Since the Exxon Valdez spill, the IMO has drawn up rules to require that tankers be built with double hulls after July. The Braer, built in Japan in 1975, was single-hulled. Roger Kohn, an IMO spokesman, said many of the world's 3,000 tankers were built in the 1970s and are now regarded as out of date. "In the present economic climate, owners are hanging on to old ships," he said.

Gerard Pate, a Dutch marine expert who advises the IMO and the environmental group Friends of the Earth on safety at sea, said it was "essential for tankers to be built with double-skin hulls if Shetland-type catastrophes are to be averted."

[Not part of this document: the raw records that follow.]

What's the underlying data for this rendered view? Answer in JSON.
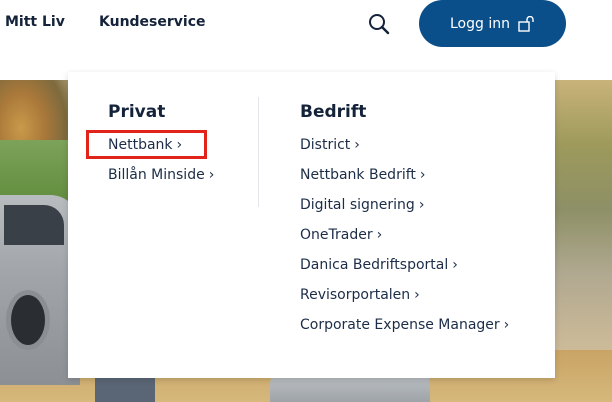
{
  "header": {
    "nav": [
      "Mitt Liv",
      "Kundeservice"
    ],
    "login_label": "Logg inn",
    "accent_color": "#0b4f8a"
  },
  "icons": {
    "search": "search-icon",
    "login": "lock-open-icon",
    "chevron": "chevron-right-icon"
  },
  "dropdown": {
    "privat": {
      "title": "Privat",
      "items": [
        "Nettbank",
        "Billån Minside"
      ]
    },
    "bedrift": {
      "title": "Bedrift",
      "items": [
        "District",
        "Nettbank Bedrift",
        "Digital signering",
        "OneTrader",
        "Danica Bedriftsportal",
        "Revisorportalen",
        "Corporate Expense Manager"
      ]
    },
    "highlight_color": "#e2231a"
  }
}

Since the Exxon Valdez accident, the US government banned single-hulled tankers from coastal waters. And Prescott says Britain should take similar unilateral action. John Newman, general secretary of the Merchant Navy Officers' union, Numast, said 60 percent of foreign ships checked in British ports in 1991 were found to have defects. Numast told the government last year that coastal pollution incidents had risen 250 percent between 1985 and 1990.

Argument has centered on how to treat the Shetland oil spill. The government followed a policy Tuesday and Wednesday of spraying chemicals and biological agents to break up the oil. But environmentalists and salmon fisheries owners disputed the practice saying it would do more harm than good.